The spectrum of clinical presentation in haploinsufficiency of A20; a case report of a novel mutation in TNFAIP3 gene

M Debeljak 1,2, S Blazina 3, J Brecelj 2,4, T Avčin 2,3, N Toplak 2,3,*
PMCID: PMC10303888  PMID: 37388287

Abstract

Haploinsufficiency of A20 was first described in 2016 as a new autoinflammatory disease that clinically presents as early-onset Behcet's disease. After the publication of the first 16 cases, more patients were diagnosed and described in the literature. The spectrum of clinical presentation has expanded. In this short report, we present a patient with a novel mutation in the TNFAIP3 gene. The clinical presentation included signs of an autoinflammatory disease with recurrent fever, abdominal pain, diarrhea, respiratory tract infections, and elevated inflammatory parameters. We will emphasize the importance of genetic testing, especially in patients with various clinical signs that do not fit a single autoinflammatory disease.
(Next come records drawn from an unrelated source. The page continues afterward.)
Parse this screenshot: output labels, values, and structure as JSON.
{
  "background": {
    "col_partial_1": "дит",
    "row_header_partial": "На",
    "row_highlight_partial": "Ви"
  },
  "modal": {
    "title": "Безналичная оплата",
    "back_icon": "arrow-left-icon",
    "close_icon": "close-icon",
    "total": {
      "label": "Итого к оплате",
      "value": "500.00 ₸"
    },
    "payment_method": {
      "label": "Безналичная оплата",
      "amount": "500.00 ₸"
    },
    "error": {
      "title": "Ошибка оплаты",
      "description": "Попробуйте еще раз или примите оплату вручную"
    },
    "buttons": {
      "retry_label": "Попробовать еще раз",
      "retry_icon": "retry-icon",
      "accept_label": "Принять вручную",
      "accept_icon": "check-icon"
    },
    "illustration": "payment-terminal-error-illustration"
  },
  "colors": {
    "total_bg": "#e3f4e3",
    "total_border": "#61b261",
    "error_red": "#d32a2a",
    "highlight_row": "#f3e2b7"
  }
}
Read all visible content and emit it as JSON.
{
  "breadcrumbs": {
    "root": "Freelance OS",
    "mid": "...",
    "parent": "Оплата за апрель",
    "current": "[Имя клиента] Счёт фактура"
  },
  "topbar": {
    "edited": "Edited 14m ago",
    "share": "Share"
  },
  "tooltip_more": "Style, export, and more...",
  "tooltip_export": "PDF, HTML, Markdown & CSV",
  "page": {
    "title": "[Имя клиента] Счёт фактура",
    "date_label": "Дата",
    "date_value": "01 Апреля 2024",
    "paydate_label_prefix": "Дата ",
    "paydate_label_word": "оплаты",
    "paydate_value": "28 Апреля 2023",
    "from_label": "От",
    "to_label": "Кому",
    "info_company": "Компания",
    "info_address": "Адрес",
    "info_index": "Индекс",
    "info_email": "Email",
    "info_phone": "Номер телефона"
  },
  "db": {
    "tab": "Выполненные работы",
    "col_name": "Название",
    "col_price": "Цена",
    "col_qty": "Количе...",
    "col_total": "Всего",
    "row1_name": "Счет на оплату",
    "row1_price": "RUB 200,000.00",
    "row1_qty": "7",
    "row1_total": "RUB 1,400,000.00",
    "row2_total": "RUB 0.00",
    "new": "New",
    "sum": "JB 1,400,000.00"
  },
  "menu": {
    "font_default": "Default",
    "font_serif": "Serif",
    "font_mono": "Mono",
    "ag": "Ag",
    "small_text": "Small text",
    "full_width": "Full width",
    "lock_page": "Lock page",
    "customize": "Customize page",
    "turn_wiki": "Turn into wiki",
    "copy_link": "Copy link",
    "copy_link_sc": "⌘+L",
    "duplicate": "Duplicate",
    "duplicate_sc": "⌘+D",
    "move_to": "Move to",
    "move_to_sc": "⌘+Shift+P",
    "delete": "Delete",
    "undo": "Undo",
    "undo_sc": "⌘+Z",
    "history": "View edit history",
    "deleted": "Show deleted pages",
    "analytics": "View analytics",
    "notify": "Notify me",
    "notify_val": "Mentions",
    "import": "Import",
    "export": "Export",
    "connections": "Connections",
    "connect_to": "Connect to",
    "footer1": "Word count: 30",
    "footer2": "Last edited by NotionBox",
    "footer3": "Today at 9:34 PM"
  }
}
Keywords: haploinsufficiency A20, TNFAIP3 gene, NGS genetic testing, case report, clinical presentation

1. Introduction

Haploinsufficiency A20 (HA20) is a novel autoinflammatory disease first described in 2016 and belongs to the group of diseases with disturbance of the ubiquitination process (1, 2). The gene TNFAIP3 (6q23.3) has 9 exons. It codes for A20 protein, also called TNFα Induced Protein 3 (TNF/AIP3), which has a negative regulatory role in inflammation. A20 protein is a cytoplasmic zinc finger protein that restricts NFκB signals via deubiquitinating activity (1). Loss-of-function mutations in TNFAIP3 result in the increased degradation of κB inhibitor, which leads to activation of the nuclear factor (NF)-κB pathway, an increased expression of proinflammatory cytokines, and systemic inflammation (3).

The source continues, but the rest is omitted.